PostgreSQL SQL Query to return all graph nodes (the connected components), provided a node to query upon

1.7k Views Asked by At

In my Postgresql DB I have one or more directed acyclic graphs, represented by the following tables:

Tables:

nodes_table
    id

edges_table
    id
    parent_id -- a nodes_table id
    child_id -- a nodes_table id

Assuming I have the following data, here is an example with 3 separate graphs stored in the database.
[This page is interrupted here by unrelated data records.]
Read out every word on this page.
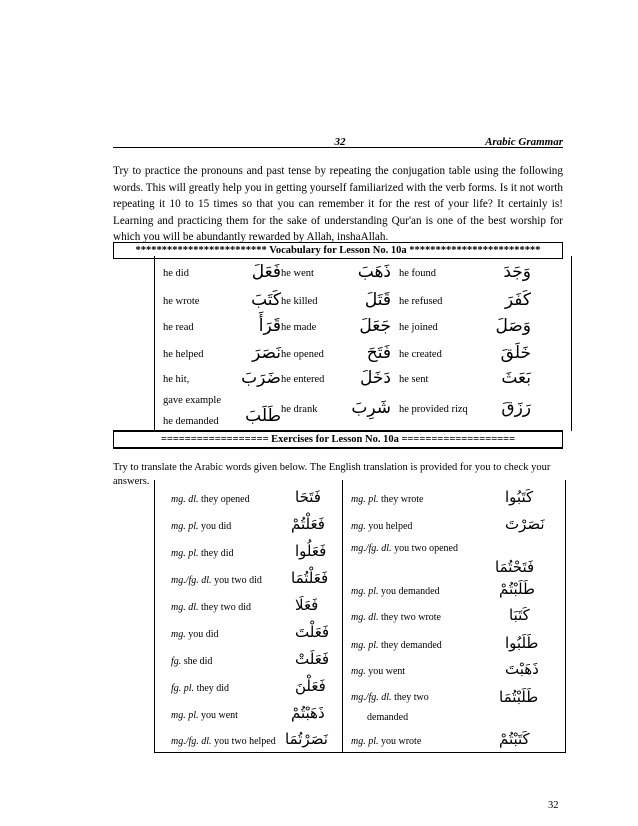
32	Arabic Grammar
Try to practice the pronouns and past tense by repeating the conjugation table using the following words. This will greatly help you in getting yourself familiarized with the verb forms. Is it not worth repeating it 10 to 15 times so that you can remember it for the rest of your life? It certainly is! Learning and practicing them for the sake of understanding Qur'an is one of the best worship for which you will be abundantly rewarded by Allah, inshaAllah.
************************* Vocabulary for Lesson No. 10a *************************
he did	فَعَلَ he went	ذَهَبَ he found	وَجَدَ
he wrote	كَتَبَ he killed	قَتَلَ he refused	كَفَرَ
he read	قَرَأَ he made	جَعَلَ he joined	وَصَلَ
he helped	نَصَرَ he opened	فَتَحَ he created	خَلَقَ
he hit,	ضَرَبَ he entered	دَخَلَ he sent	بَعَثَ
gave example
he demanded	طَلَبَ he drank شَرِبَ he provided rizq	رَزَقَ
================== Exercises for Lesson No. 10a ===================
Try to translate the Arabic words given below. The English translation is provided for you to check your answers.
mg. dl. they opened	فَتَحَا
mg. pl. you did	فَعَلْتُمْ
mg. pl. they did	فَعَلُوا
mg./fg. dl. you two did فَعَلْتُمَا
mg. dl. they two did	فَعَلَا
mg. you did	فَعَلْتَ
fg. she did	فَعَلَتْ
fg. pl. they did	فَعَلْنَ
mg. pl. you went	ذَهَبْتُمْ
mg./fg. dl. you two helped نَصَرْتُمَا
mg. pl. they wrote	كَتَبُوا
mg. you helped	نَصَرْتَ
mg./fg. dl. you two opened
فَتَحْتُمَا
mg. pl. you demanded	طَلَبْتُمْ
mg. dl. they two wrote	كَتَبَا
mg. pl. they demanded	طَلَبُوا
mg. you went	ذَهَبْتَ
mg./fg. dl. they two
demanded
طَلَبْتُمَا
mg. pl. you wrote	كَتَبْتُمْ
32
Note, there is no connection between any of these three graphs with each other:

nodes_table
1
2
3
4
5
6
7
8
9
10
11
12
13

edges_table
1, 1, 2
2, 1, 5
3, 2, 3
4, 3, 4
5, 5, 10
6, 9, 5
7, 9, 11
8, 3, 10
9, 6, 7
10, 8, 12
11, 8, 13

Output (3 separate graph structures, with the roots at the top):
 
  1   9         6       8
 / \ / \        |      / \
2   5   11      7     12 13
|   |
|   |
3   |
| \ |
4   10

Is there a way that I can get all nodes connected in any way (including through other nodes, up and down a given graph) provided a query node?

If I query any node in the leftmost graph, I want my query to return all nodes in that graph (excluding any nodes from other graphs in the database)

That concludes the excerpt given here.